The woman on the bus was beautiful. That was true of most suicide bombers – they had a glow about them like an expectant mother or a rich man. The bus turned up the hill and she tried not to let her elbows bump into the explosives strapped to her ribs.

When she’d been gang raped by her kitchen appliances it was the dishwasher that made the first move, pinning her against the counter while the Cuisinart and the blender immobilized her arms with their power cords. The microwave pulled her down to the floor and then they all piled on. She blacked out a few times but it wasn’t a tasteful fade-out like in the movies; time was chopped up and spliced back together. She blinked at seven o’clock, and then it was seven thirty and the appliances were dragging her across the floor like a rag doll, then she blinked again and they were all back in their places like nothing had ever happened.

The police poked around the bushes behind her house, even after she told them that the perpetrators were all back on their shelves and in their cupboards. The ER was a mixed blessing: her insides were burnt and lacerated and her arms were a contused mess, but they all thought she was crazy. That is, until the defibrillator lurched off its trolley, grabbed her with one of its paddles and used the other to drop the registered nurse.
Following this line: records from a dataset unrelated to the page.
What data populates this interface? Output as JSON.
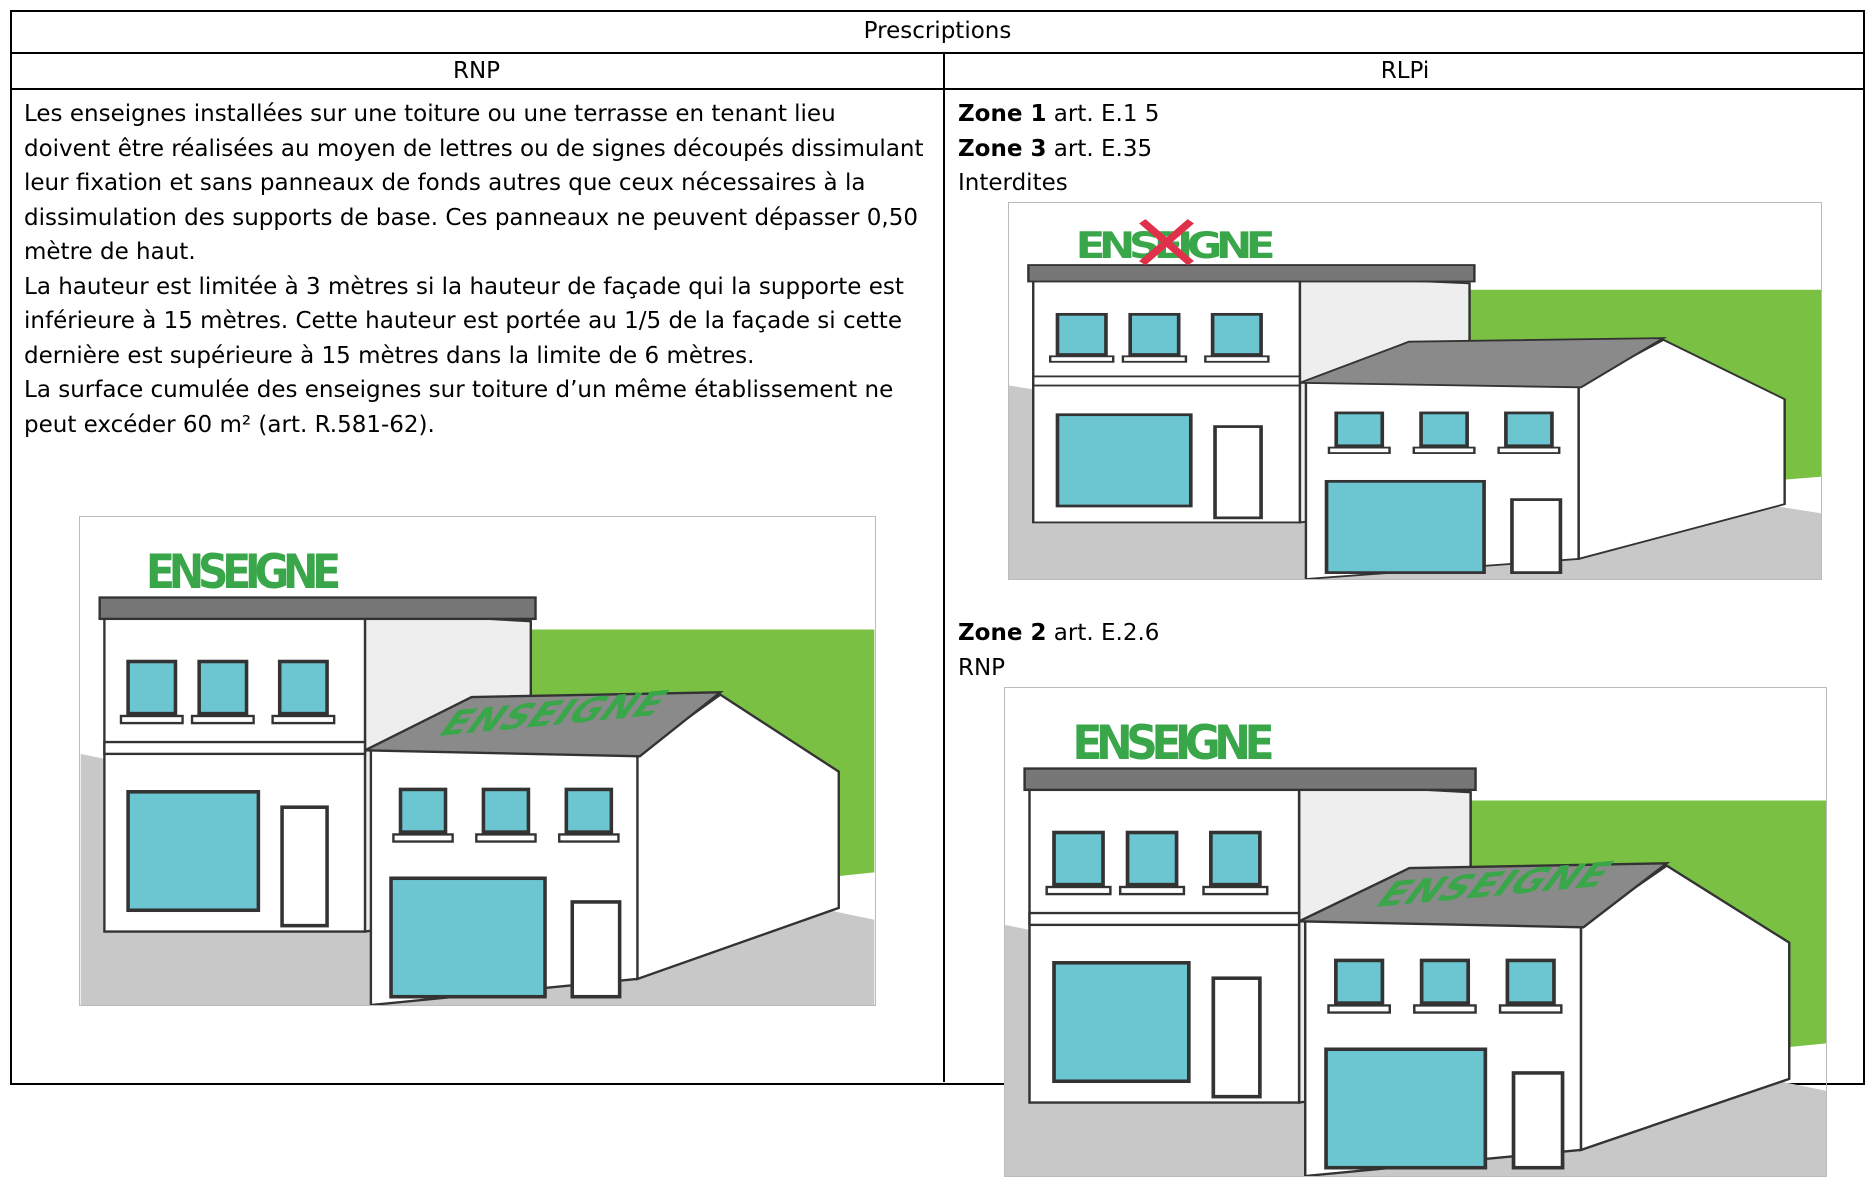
{
  "table": {
    "title": "Prescriptions",
    "headers": [
      "RNP",
      "RLPi"
    ],
    "left": {
      "paragraphs": [
        "Les enseignes installées sur une toiture ou une terrasse en tenant lieu doivent être réalisées au moyen de lettres ou de signes découpés dissimulant leur fixation et sans panneaux de fonds autres que ceux nécessaires à la dissimulation des supports de base. Ces panneaux ne peuvent dépasser 0,50 mètre de haut.",
        "La hauteur est limitée à 3 mètres si la hauteur de façade qui la supporte est inférieure à 15 mètres. Cette hauteur est portée au 1/5 de la façade si cette dernière est supérieure à 15 mètres dans la limite de 6 mètres.",
        "La surface cumulée des enseignes sur toiture d’un même établissement ne peut excéder 60 m² (art. R.581-62)."
      ],
      "image": {
        "sign": "ENSEIGNE",
        "roof_sign": "ENSEIGNE"
      }
    },
    "right": {
      "zone1": {
        "zone": "Zone 1",
        "article": "art. E.1 5"
      },
      "zone3": {
        "zone": "Zone 3",
        "article": "art. E.35"
      },
      "rule_1_3": "Interdites",
      "image1": {
        "sign": "ENSEIGNE"
      },
      "zone2": {
        "zone": "Zone 2",
        "article": "art. E.2.6"
      },
      "rule_2": "RNP",
      "image2": {
        "sign": "ENSEIGNE",
        "roof_sign": "ENSEIGNE"
      }
    }
  }
}
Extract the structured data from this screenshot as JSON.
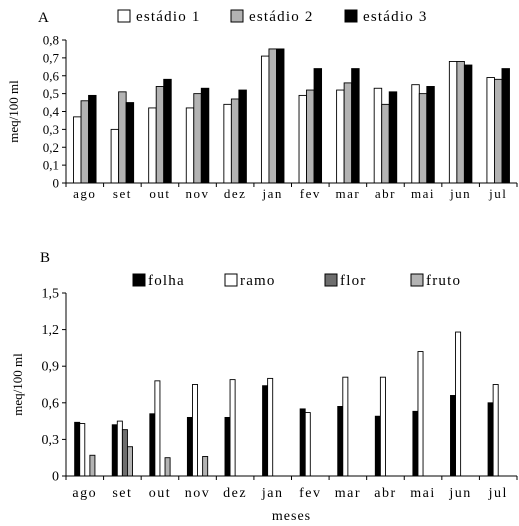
{
  "chart_data": [
    {
      "type": "bar",
      "panel_label": "A",
      "categories": [
        "ago",
        "set",
        "out",
        "nov",
        "dez",
        "jan",
        "fev",
        "mar",
        "abr",
        "mai",
        "jun",
        "jul"
      ],
      "series": [
        {
          "name": "estádio 1",
          "color": "#ffffff",
          "values": [
            0.37,
            0.3,
            0.42,
            0.42,
            0.44,
            0.71,
            0.49,
            0.52,
            0.53,
            0.55,
            0.68,
            0.59
          ]
        },
        {
          "name": "estádio 2",
          "color": "#b3b3b3",
          "values": [
            0.46,
            0.51,
            0.54,
            0.5,
            0.47,
            0.75,
            0.52,
            0.56,
            0.44,
            0.5,
            0.68,
            0.58
          ]
        },
        {
          "name": "estádio 3",
          "color": "#000000",
          "values": [
            0.49,
            0.45,
            0.58,
            0.53,
            0.52,
            0.75,
            0.64,
            0.64,
            0.51,
            0.54,
            0.66,
            0.64
          ]
        }
      ],
      "ylabel": "meq/100 ml",
      "xlabel": "",
      "ylim": [
        0,
        0.8
      ],
      "yticks": [
        "0",
        "0,1",
        "0,2",
        "0,3",
        "0,4",
        "0,5",
        "0,6",
        "0,7",
        "0,8"
      ],
      "ytick_values": [
        0,
        0.1,
        0.2,
        0.3,
        0.4,
        0.5,
        0.6,
        0.7,
        0.8
      ],
      "grid": false,
      "legend_position": "top"
    },
    {
      "type": "bar",
      "panel_label": "B",
      "categories": [
        "ago",
        "set",
        "out",
        "nov",
        "dez",
        "jan",
        "fev",
        "mar",
        "abr",
        "mai",
        "jun",
        "jul"
      ],
      "series": [
        {
          "name": "folha",
          "color": "#000000",
          "values": [
            0.44,
            0.42,
            0.51,
            0.48,
            0.48,
            0.74,
            0.55,
            0.57,
            0.49,
            0.53,
            0.66,
            0.6
          ]
        },
        {
          "name": "ramo",
          "color": "#ffffff",
          "values": [
            0.43,
            0.45,
            0.78,
            0.75,
            0.79,
            0.8,
            0.52,
            0.81,
            0.81,
            1.02,
            1.18,
            0.75
          ]
        },
        {
          "name": "flor",
          "color": "#6e6e6e",
          "values": [
            0,
            0.38,
            0,
            0,
            0,
            0,
            0,
            0,
            0,
            0,
            0,
            0
          ]
        },
        {
          "name": "fruto",
          "color": "#b3b3b3",
          "values": [
            0.17,
            0.24,
            0.15,
            0.16,
            0,
            0,
            0,
            0,
            0,
            0,
            0,
            0
          ]
        }
      ],
      "ylabel": "meq/100 ml",
      "xlabel": "meses",
      "ylim": [
        0,
        1.5
      ],
      "yticks": [
        "0",
        "0,3",
        "0,6",
        "0,9",
        "1,2",
        "1,5"
      ],
      "ytick_values": [
        0,
        0.3,
        0.6,
        0.9,
        1.2,
        1.5
      ],
      "grid": false,
      "legend_position": "top"
    }
  ]
}
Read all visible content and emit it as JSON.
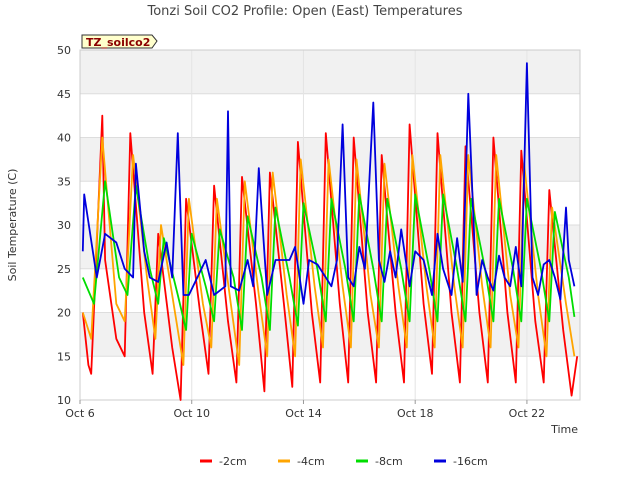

They both screamed, except the registered nurse’s scream was more like a moan because she was seizing. Two cops and a resident burst in to witness the defib tearing at Catherine’s blouse. She managed to throw it against the wall but it flipped itself over and started to drag itself after her by its paddles. The cop shot it until it was smoking plastic shards but still they refused to believe her.

She moved into a motel. The TV went out in the hall. The telephone went in the tub. She was reconciling herself to moving off the grid someplace, maybe Idaho, when she saw the manager’s children playing Xbox one night through their window, and she saw the way the controllers always managed to burrow their way, slyly and invasively, into the childrens’ laps.

The bus pulled over. Nobody would ever understand why she was doing this, but someone had to stop them. And so she stood up and walked out onto the street and found that the Maytag factory was abandoned. A single security hut was at the gate.

“What happened?” she asked.

“Oh, honey,” the security guard said. “They all moved to China.”

“But the appliances – “

“Made in Taiwan. Made in India. We just importers now. It’s enough to make me cry, too. You need a cigarette?”

The vest was manual, just a fuse that needed to be lit. And why not? She couldn’t stop this invasion by foreign – by alien – appliances. But she could make sure they wouldn’t ever have her body again.